If you’ve been resisting the whole Easter egg thing, the eggs from Russia’s Tatiana Parshikova (SeventhHeaven) may change your mind.
Mix your palette and load up the extruder. Spiral the the strings of extruded clay and let yourself snake around and doodle in the in-between spaces.
Take a closer look at the accents and inclusions on Tatiana’s Instagram. It’ll be fun and a lot less calories than a chocolate rabbit.
Athens’ Klio Tsaliki winds her eggs with strips of pale pastel polymer and puts us in a springy Easter mood. The colors on her Waterfall Big Egg wash down the sides and carry away our winter blahs.
If you’re feeling April foolish and want more egg inspiration, go sample Blanka Prskavcová’s Pinterest board for Easter decorations.
Spain’s Iratxe Maruri proves that not all Easter eggs are alike. Hers are dotted, pale and smiling as they stand up straight on their bases.
Then she shows us how to make a low tech, high fashion statement using only small round balls of polymer flattened, layered on a dome and accented with paint. She works in a playful and charming way.
She makes her bejeweled creations using small polymer balls, twisted snakes, a few textures and accent paint. In effect, she doodles with clay.
Chris tells a cautionary tale about how she nearly ruined it all by buffing the baked piece with new, unwashed denim. Plus she adds a few other tips. She’s also active on DeviantArt, Etsy and Facebook.
Sweden’s Lena Wennberg adds a few angry polymer birds in with her Easter eggs this year.
“My hens are in menopause, probably got PMS as well,” she says, “And they are sick of giving and giving. They are keeping their eggs this easter. They won´t be beautiful, they won´t be nice.”
If you can appreciate an alternate view of the holiday from a few outspoken chicks visit Lena’s Etsy site.
The lovely curves of Jana Lehmann’s newest polymer pens are offset by crisp, quirky designs layered over sensuous Skinner blends.
Those shapely pen bases must only be available in Germany. They would certainly have been snapped up by polymer enthusiasts if they were available in the U.S. Does anyone have a source?

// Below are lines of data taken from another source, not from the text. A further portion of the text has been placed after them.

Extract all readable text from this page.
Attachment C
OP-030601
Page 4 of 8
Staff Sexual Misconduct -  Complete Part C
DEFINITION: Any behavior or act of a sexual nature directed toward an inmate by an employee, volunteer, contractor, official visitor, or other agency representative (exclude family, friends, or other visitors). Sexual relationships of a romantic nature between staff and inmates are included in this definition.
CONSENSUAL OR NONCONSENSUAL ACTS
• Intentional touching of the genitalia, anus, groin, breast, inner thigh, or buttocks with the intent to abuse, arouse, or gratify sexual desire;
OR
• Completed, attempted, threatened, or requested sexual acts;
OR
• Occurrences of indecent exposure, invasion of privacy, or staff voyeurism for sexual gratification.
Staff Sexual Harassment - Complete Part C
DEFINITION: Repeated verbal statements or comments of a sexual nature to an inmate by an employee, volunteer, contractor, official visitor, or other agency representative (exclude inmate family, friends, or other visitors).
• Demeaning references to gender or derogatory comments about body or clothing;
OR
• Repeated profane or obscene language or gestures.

Even Jana’s Easter eggs show off her graphic sensibility. She has a whole gallery just for pens and polymer objects on Flickr. Jana sets a high bar for design.
Carol Simmons has been hunting for the best technique for covering eggs with veneers of polymer cane slices.
Now that she’s perfected her system and created a machine that will cut consistently thin slices, she’s pondering applying cane slices to other shapes and items.
These polymer covered eggs are remarkable not just for cheery seasonal fun but because they were created by students using an ingenious, no-fail method developed by Carol Simmons.
On the groups’ Facebook page, you can examine these eggs and other objects created last weekend at the Buckeye Bash in Dayton. Using kaleidoscope-patterned canes, Carol’s students created consistently successful veneers.
Her egg formula involves four strips of cane slices, some math calculations and a template. Unfortunately I left before all the secrets were revealed. The Ohio class was Carol’s dry run for her new class called “Intricate Cane Veneers.”
Montana’s Margaret Regan is one of the pioneers of polymer. If you’ve ever made a bangle bracelet on elastic, you can thank her for the idea.
These polymer covered eggs look so like my vacation terrain that I just had to add them. Margaret’s been making them for years and the raven cane is one of her signatures.
Her web site hasn’t changed much and she doesn’t promote herself much so you may have missed these treasures. Her work continues to be impeccably precise.